Luckily, none of the reels was damaged by prying hands. Still, the search had its built-in irony, considering that "El Rey" ("The King") is a fictionalized account of Jaime Caicedo, Colombia's largely unknown first cocaine drug lord, a violent but Robin Hood-type figure who rose to power during the 1970s in Cali, Colombia's third-largest city.
Dorado, a native of Cali, sees the film as Colombia's chance to tell its own version of the drug war's beginnings, decades before the country became the third-largest recipient of US military aid that it is today.

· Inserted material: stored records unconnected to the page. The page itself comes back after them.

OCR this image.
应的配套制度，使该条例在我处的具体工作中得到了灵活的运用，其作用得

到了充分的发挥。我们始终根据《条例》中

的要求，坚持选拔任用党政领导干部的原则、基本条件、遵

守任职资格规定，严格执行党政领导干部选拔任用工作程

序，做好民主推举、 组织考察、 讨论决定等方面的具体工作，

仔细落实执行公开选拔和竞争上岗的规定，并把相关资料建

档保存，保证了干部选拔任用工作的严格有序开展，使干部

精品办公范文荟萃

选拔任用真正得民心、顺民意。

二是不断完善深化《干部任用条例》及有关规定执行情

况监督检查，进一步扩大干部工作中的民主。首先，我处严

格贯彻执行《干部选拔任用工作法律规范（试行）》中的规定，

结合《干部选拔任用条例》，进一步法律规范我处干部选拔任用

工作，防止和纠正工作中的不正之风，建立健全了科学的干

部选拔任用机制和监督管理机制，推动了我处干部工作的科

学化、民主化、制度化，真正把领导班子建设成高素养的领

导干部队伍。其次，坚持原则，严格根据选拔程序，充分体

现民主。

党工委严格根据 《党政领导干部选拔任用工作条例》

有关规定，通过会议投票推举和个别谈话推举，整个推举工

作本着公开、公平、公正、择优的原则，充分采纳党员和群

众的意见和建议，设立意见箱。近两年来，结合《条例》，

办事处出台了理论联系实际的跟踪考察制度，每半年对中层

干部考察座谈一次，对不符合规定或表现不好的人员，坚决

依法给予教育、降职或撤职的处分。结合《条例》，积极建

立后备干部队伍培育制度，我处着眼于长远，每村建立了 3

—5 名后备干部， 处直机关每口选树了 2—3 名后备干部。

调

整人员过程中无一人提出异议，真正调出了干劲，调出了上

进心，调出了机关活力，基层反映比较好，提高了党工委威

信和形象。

Having police manhandling his reels wasn't the only hurdle Dorado had to overcome, however. Colombia initially nominated "Maria Full of Grace," a high-profile favorite among US critics, as its entry for the Oscar for Best Foreign Film. But the choice ran up against a little-known Academy of Motion Pictures Arts and Sciences rule: Foreign-language films must be made largely by people from the country doing the nominating. "Maria" was written and directed by Joshua Marston, a US native. Colombia's answer was to choose "El Rey." The five candidates for the foreign-language Oscar will be announced Jan. 25.
The series of events only served to underscore Dorado's belief that Colombia needs to tell its own story.
"This movie was made in answer to all the movies that have been made in North America about 'the other' - about us,'' Dorado says.
"I think Colombia is sufficiently mature to begin talking about this whole thing with the drug trade, through real-life characters - characters that we all know, events that we have all lived,'' he adds.
Daniel Lesoeur, owner of Eurocine, the French company still looking to broker a deal that would bring the film to US theaters, chose to back the film because of Dorado's compelling characters.
"The main character doesn't even realize that he is betraying his own wife and his friends just to stay at the top. It's crazy,'' Mr. Lesoeur says.